La violazione quindi di detti doveri, non può essere scriminata dalla colpevole inerzia del soggetto tenuto alla segnalazione dell’illecito, inerzia che lascia inalterata la rilevanza disciplinare della condotta;

  1. da ultimo, ritenuto provato lo svolgimento di attività incompatibili con il rapporto di lavoro di impiego pubblico, la Corte ha ravvisato che, per la sua gravità, la condotta era idonea a ledere il rapporto fiduciario e a tal fine, ha considerato sia gli aspetti oggettivi dell’illecito (durata, numero incarichi, redditi), sia il profilo soggettivo, rilevando che la corrispondenza avvenuta tra le parti, lungi dal provare la buona fede del Dott.
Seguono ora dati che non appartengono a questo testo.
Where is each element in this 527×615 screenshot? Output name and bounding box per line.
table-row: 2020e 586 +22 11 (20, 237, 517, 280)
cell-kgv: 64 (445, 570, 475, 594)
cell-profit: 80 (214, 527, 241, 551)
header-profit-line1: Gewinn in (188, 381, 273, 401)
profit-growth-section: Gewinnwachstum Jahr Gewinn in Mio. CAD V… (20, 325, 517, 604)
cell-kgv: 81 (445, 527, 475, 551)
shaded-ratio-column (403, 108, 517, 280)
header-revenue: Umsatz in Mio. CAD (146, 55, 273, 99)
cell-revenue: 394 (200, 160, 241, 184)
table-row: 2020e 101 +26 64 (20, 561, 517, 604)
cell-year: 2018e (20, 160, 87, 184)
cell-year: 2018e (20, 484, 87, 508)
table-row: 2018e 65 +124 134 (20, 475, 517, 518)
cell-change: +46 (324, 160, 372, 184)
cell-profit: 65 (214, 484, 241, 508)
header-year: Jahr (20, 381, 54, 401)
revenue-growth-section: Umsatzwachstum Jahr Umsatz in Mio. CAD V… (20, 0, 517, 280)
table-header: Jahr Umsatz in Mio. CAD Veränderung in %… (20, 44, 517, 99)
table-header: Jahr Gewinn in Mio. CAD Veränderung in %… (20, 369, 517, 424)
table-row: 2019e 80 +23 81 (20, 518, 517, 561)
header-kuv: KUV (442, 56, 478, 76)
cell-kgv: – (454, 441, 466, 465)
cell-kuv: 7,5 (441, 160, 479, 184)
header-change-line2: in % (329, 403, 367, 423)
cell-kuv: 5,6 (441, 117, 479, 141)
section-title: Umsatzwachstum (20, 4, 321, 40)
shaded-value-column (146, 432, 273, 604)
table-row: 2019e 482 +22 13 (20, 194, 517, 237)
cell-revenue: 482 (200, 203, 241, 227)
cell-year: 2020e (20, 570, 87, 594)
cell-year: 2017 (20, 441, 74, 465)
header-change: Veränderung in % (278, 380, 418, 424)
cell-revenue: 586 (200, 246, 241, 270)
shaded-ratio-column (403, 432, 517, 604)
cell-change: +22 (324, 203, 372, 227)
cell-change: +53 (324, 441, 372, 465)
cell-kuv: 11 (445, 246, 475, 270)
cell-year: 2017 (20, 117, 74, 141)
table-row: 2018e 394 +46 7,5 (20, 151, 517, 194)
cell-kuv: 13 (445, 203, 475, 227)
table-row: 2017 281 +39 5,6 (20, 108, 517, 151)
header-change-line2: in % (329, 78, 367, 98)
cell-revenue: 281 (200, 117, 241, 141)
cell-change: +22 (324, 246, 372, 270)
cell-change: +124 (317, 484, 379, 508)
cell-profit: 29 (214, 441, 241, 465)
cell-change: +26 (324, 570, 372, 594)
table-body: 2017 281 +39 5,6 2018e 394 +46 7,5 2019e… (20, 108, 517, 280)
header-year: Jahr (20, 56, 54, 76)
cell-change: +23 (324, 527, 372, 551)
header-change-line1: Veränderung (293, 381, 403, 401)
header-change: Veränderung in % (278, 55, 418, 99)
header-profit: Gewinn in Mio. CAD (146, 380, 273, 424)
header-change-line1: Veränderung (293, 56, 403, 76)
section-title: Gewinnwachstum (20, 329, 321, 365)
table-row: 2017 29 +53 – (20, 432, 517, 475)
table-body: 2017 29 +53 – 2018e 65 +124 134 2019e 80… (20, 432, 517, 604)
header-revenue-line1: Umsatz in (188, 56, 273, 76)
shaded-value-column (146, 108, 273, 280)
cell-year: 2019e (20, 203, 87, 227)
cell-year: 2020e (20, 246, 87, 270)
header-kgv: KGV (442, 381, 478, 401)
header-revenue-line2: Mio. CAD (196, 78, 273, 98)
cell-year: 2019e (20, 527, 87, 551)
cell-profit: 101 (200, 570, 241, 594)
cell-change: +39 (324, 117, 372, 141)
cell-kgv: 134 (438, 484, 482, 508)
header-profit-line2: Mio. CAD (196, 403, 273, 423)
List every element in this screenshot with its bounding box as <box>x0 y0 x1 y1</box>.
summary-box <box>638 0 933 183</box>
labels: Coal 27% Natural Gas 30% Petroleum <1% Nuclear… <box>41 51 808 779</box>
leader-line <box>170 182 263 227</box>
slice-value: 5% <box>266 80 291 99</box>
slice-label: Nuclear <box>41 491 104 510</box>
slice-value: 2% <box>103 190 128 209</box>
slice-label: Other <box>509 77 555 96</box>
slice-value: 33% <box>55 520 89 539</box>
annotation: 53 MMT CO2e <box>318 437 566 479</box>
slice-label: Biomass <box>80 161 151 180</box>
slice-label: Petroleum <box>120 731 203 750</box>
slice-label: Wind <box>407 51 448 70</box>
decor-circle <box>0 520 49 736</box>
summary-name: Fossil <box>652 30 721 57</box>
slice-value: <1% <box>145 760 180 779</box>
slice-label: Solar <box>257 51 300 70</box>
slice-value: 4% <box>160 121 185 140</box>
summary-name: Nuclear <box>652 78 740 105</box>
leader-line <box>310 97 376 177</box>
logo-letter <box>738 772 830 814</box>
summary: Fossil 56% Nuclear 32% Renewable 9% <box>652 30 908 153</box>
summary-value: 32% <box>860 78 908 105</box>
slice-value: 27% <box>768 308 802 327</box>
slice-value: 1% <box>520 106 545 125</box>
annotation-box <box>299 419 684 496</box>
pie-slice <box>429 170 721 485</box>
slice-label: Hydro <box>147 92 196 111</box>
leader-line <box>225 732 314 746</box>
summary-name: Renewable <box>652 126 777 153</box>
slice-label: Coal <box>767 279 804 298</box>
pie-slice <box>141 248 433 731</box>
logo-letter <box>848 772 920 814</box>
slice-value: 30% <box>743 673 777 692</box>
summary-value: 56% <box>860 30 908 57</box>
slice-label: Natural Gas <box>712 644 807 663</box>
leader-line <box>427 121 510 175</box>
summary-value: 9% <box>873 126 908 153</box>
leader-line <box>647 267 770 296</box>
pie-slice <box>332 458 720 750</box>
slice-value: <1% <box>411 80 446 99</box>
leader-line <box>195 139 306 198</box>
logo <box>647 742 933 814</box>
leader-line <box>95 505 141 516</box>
X, dimostrava al contrario come lo stesso fosse ben consapevole del regime di incompatibilità, tanto che per gli altri incarichi aveva provveduto ad inoltrare all’ente richiesta di autorizzazione.

Non vi è dubbio che la reiterata violazione dell’obbligo imposto dall’art. 53 del D.lgs n. 165/2001, il quale riconosce al comma 7, rilevanza disciplinare, possa giustificare il recesso, poiché, come già evidenziato, l’obbligo di esclusività ha particolare rilievo nella disciplina che trova fondamento nell’art. 98 Cost., che prevede che i pubblici impiegati sono al servizio esclusivo della nazione, sottraendo il pubblico dipendente da condizionamenti che potrebbero derivare dall’esercizio di altre attività (Cass. n. 28797 del 2017; Cass. n. 8722/2017; Cass. n.  28975/2017).

Il ricorso viene quindi rigettato con la condanna del ricorrente alle spese del giudizio liquidate come da dispositivo.

La sentenza in oggetto fa chiarezza su una prassi che spesso viene utilizzata da una parte della dirigenza medica, ossia quella di esercitare una doppia attività pur se in rapporto esclusivo con l’ente o l’azienda ospedaliera, nella convinzione della non incompatibilità con il lavoro del pubblico impiego. 

La Cassazione chiarisce che in realtà vige anche per il dirigente medico il vincolo di esclusività (come per ogni impiegato pubblico) e che qualsiasi attività egli voglia svolgere dovrà necessariamente esse preventivamente autorizzata, a nulla sono valse le esimenti invocate dall’appellante convinto della legittimità del suo operato.

Non solo, ciò su cui pone l’accento la Cassazione è che in ogni caso, pur se non sussiste una incompatibilità assoluta, questa deve essere avvalorata attraverso una esplicita istanza da parte del dirigente medico all’amministrazione di appartenenza di voler effettuare una attività extra oltre a quella istituzionalmente prevista.

La formalità della richiesta, se approvata, fa venire meno la violazione dell’art. 53 del D.lgs. n 165/2001.